Several processes interact with the index with diverse purpose. At index construction time a document parser tokenizes documents into terms. As each new document is encountered, it is assigned a document identifier, and an entry is added to the document mapping table. If required, a copy of each document is stored in the collection archive. Tokens and document identifiers are passed to the indexer. For each token, if the term has not been previously encountered, an entry is added to the vocabulary structure. If the term is not new, the vocabulary structure is updated to record another occurrence of the term. Then a posting is appended to the corresponding inverted list.
At search time, a query parser tokenizes the user query into tokens that match the format of those in the index. The query processor makes use of a document ranking metric to produce a result set. Regardless of the ranking metric employed, the following process is observed. First, for each query term the associated entry is retrieved from the vocabulary for access to term specific statistics, then its inverted list is loaded from disk. For each posting in the inverted list a partial similarity score is calculated between the document to which the posting refers and the query. If the document that the posting refers to has not been previously encountered, an accumulator is initialised with the partial score for the document. If the document has been previously encountered, its accumulator is updated with the partial score. After all query terms have been processed the set of accumulators is partially sorted to obtain the top ranked results, and document summaries are optionally produced by fetching the best matching documents from the collection archive. Result pages are then presented to the user after a query had been processed. The result pages are typically ranked by predicted similarity and often a summary or snippet of the document is presented with the results [Tombros and Sanderson, 1998].

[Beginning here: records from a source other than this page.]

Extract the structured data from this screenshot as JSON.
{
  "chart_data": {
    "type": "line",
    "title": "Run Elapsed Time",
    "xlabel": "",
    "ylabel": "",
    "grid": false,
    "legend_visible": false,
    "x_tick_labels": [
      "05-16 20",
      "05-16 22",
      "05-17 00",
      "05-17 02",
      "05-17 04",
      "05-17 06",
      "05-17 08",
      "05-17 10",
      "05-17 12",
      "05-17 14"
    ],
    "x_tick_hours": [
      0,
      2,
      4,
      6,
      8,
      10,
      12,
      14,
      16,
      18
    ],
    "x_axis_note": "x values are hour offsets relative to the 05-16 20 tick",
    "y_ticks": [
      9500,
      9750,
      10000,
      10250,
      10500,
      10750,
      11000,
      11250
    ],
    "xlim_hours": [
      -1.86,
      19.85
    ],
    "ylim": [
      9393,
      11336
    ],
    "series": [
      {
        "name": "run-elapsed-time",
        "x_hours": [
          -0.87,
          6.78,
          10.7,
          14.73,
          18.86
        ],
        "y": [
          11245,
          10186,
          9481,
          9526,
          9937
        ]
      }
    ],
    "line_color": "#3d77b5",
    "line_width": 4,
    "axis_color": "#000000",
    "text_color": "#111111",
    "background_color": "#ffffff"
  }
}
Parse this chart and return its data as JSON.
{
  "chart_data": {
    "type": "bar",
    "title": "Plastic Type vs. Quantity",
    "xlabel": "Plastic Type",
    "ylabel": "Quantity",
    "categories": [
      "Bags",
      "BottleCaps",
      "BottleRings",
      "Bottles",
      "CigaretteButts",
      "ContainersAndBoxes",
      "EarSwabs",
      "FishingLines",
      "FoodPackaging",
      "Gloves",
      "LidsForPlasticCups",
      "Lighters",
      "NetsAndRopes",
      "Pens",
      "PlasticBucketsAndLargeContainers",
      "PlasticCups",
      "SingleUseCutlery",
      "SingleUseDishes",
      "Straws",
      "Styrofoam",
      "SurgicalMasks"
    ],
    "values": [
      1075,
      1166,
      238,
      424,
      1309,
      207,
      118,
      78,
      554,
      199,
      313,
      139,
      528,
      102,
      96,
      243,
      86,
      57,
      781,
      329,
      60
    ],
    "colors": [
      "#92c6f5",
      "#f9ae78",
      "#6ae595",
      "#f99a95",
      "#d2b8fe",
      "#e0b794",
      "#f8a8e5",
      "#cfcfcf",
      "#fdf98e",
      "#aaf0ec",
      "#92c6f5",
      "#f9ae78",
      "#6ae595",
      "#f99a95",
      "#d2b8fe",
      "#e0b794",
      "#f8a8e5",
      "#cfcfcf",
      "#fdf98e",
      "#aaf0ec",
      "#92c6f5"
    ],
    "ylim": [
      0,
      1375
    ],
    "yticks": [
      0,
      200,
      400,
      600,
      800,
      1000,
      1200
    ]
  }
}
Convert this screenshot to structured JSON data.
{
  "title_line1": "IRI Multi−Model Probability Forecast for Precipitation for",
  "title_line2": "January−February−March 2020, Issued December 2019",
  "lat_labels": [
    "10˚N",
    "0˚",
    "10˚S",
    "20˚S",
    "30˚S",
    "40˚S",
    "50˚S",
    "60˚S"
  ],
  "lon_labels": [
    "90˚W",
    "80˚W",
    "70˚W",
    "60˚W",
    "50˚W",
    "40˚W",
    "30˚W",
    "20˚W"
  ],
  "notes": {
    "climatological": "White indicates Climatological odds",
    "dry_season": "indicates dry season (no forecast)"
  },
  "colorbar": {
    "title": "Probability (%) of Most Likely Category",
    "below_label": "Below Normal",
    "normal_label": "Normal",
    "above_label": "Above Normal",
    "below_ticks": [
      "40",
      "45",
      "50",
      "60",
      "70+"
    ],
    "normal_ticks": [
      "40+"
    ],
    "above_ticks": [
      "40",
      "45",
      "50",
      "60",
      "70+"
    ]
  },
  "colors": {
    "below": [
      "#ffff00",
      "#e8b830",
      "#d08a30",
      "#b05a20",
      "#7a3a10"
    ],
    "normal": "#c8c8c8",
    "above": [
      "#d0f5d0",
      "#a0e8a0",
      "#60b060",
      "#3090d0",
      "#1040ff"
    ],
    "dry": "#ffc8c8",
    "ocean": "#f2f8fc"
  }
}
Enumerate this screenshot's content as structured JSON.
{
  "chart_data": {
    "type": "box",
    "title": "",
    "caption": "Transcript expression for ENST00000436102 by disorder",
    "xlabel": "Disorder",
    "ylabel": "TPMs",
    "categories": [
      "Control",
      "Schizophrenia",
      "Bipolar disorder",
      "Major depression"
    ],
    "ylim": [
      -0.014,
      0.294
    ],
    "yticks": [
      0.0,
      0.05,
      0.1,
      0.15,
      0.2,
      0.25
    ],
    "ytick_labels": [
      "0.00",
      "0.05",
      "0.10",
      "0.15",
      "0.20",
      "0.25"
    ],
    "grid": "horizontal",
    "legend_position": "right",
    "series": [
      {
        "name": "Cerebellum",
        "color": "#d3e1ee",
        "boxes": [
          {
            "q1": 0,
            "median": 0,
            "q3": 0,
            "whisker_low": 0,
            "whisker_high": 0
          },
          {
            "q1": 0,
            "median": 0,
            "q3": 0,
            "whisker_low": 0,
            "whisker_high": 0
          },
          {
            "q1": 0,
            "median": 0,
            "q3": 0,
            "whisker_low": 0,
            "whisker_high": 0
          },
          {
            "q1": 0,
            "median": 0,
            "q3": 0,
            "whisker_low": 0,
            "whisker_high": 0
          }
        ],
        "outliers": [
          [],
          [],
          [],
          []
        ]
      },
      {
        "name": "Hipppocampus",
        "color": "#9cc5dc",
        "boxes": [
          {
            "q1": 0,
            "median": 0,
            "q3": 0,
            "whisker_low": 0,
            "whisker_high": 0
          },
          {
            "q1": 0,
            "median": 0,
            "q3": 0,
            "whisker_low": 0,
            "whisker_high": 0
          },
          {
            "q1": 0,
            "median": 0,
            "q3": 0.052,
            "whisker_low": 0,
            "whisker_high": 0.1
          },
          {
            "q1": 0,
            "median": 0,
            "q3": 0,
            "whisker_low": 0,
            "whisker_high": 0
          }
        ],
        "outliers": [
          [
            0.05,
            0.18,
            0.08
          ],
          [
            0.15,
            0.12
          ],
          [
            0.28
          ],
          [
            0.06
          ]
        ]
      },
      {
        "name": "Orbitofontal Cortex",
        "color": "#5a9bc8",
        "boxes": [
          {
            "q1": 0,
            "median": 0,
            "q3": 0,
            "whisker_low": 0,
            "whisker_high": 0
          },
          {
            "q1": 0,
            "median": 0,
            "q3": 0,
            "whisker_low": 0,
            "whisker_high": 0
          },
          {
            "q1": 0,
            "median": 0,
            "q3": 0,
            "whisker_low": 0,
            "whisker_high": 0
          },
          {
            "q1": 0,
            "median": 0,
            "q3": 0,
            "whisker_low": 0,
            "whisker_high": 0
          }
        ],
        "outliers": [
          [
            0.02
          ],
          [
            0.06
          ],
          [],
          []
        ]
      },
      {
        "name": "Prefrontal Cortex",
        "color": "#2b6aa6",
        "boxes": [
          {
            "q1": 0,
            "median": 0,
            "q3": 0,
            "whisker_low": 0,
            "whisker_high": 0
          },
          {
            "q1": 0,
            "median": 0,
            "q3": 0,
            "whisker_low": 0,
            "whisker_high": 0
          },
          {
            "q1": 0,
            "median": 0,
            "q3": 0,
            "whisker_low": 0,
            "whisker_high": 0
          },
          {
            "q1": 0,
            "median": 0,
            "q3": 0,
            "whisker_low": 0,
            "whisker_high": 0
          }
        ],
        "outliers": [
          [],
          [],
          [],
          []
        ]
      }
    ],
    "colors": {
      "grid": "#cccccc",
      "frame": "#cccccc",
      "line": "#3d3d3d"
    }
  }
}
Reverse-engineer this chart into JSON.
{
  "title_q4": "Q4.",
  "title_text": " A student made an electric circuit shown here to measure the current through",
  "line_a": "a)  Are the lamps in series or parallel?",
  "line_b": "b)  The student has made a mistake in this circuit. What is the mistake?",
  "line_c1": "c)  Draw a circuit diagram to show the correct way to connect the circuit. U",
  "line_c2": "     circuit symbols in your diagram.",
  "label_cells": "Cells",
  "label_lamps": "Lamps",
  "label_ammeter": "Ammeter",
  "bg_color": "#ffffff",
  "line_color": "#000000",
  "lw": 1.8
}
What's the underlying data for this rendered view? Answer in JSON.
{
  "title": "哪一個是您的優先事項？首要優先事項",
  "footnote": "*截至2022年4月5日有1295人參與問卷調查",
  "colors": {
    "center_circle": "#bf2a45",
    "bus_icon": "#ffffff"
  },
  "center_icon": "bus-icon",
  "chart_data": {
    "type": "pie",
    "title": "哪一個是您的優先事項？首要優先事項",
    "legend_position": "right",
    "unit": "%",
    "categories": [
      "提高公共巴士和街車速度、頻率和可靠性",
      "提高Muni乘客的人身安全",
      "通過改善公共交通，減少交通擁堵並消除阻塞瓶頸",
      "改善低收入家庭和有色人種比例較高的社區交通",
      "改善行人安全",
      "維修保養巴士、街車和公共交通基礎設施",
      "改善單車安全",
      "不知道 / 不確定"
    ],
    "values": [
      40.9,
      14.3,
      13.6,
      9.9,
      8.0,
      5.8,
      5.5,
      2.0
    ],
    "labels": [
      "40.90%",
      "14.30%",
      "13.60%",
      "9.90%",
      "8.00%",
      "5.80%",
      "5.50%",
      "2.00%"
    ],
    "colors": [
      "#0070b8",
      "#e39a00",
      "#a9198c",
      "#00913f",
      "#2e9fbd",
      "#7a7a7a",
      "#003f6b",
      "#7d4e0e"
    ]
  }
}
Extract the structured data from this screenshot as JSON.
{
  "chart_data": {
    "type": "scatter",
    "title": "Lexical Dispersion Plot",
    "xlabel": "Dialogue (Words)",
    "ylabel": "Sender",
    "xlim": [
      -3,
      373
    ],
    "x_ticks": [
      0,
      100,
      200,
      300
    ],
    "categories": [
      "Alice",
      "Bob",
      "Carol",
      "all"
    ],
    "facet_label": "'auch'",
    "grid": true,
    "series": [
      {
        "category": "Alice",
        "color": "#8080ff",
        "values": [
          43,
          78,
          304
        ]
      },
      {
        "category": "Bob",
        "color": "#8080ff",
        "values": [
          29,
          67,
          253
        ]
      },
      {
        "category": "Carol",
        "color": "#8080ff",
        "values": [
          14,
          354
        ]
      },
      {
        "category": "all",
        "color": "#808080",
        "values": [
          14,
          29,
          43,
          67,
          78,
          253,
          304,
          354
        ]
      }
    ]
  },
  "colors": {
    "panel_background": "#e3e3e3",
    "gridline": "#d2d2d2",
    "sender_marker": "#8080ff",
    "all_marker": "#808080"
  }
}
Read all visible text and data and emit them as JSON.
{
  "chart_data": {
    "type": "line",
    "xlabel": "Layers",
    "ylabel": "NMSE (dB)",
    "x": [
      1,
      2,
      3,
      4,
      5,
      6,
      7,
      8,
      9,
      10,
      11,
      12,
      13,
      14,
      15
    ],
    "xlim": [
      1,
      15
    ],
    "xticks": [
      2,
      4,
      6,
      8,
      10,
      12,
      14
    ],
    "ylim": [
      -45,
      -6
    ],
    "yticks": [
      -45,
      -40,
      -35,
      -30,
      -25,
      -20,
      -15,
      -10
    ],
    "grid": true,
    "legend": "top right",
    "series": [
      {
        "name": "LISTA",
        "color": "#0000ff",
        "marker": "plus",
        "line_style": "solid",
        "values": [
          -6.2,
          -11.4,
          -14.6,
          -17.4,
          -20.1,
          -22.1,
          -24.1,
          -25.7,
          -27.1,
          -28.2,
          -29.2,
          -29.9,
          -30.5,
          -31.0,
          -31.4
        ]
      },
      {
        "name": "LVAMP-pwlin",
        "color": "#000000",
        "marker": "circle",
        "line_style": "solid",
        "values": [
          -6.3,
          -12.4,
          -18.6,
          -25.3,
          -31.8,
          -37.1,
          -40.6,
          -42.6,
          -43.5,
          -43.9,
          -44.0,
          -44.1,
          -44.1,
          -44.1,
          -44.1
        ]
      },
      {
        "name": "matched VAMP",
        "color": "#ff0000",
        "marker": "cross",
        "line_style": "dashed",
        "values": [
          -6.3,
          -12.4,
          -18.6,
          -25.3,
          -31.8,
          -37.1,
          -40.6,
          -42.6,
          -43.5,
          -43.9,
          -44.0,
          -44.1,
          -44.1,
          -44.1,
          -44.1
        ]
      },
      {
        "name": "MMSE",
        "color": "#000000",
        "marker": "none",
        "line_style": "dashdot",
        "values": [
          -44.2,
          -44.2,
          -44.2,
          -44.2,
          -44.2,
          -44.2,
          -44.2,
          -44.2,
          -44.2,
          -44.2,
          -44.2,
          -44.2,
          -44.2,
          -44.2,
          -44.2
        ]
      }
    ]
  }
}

It is clear that the evaluation of a query requires access to a wide selection of structures. Often these structures are located on disk, but optionally can also be stored in memory, or alternatively a combination of both. The size of the collection has an effect on such design decisions. For example, for small collections, the vocabulary structure can reside in main memory. However, as it has been shown that the rate at which new terms are encountered remains almost constant as collection size increases [Williams and Zobel, 2005], for larger collections it is likely that the vocabulary, or at least part of it, will reside on disk. Inverted lists form the largest part of an index, and the lists for individual terms vary in size with the lists for common language terms such as “the”, “and”, and “as” becoming extremely long. As this component forms the largest part of the index, the inverted lists are typically stored on disk. The document mapping table is directly proportional to the number of documents
in the collection. The document mapping table can reside on either disk or in main memory. Finally, result summaries of matching documents require access to the document collection itself. The document collection is significantly larger than the index and is most often stored on disk [Zobel and Moffat, 2006]. Fast access to frequently accessed on-disk data can be achieved through the use of a cache. We discuss caching further in Chapter 6.
As new pages are regularly added to the web, and existing pages change frequently [Fet- terly et al., 2004], the ability to update the search engine index is crucial. Index update strategies fall into one of two broad categories: index rebuilds and dynamic updates. An index rebuild builds a new index for the entire collection, then replaces the existing index, while dynamic updates attempt to modify the existing index [Lester et al., 2005b; B¨uttcher and Clarke, 2005a]. To limit the complexity of the experimental environment in this work, we only consider static document collections requiring a single index build, and note that index updates for the techniques presented in this work are possible via index rebuild ap- proaches.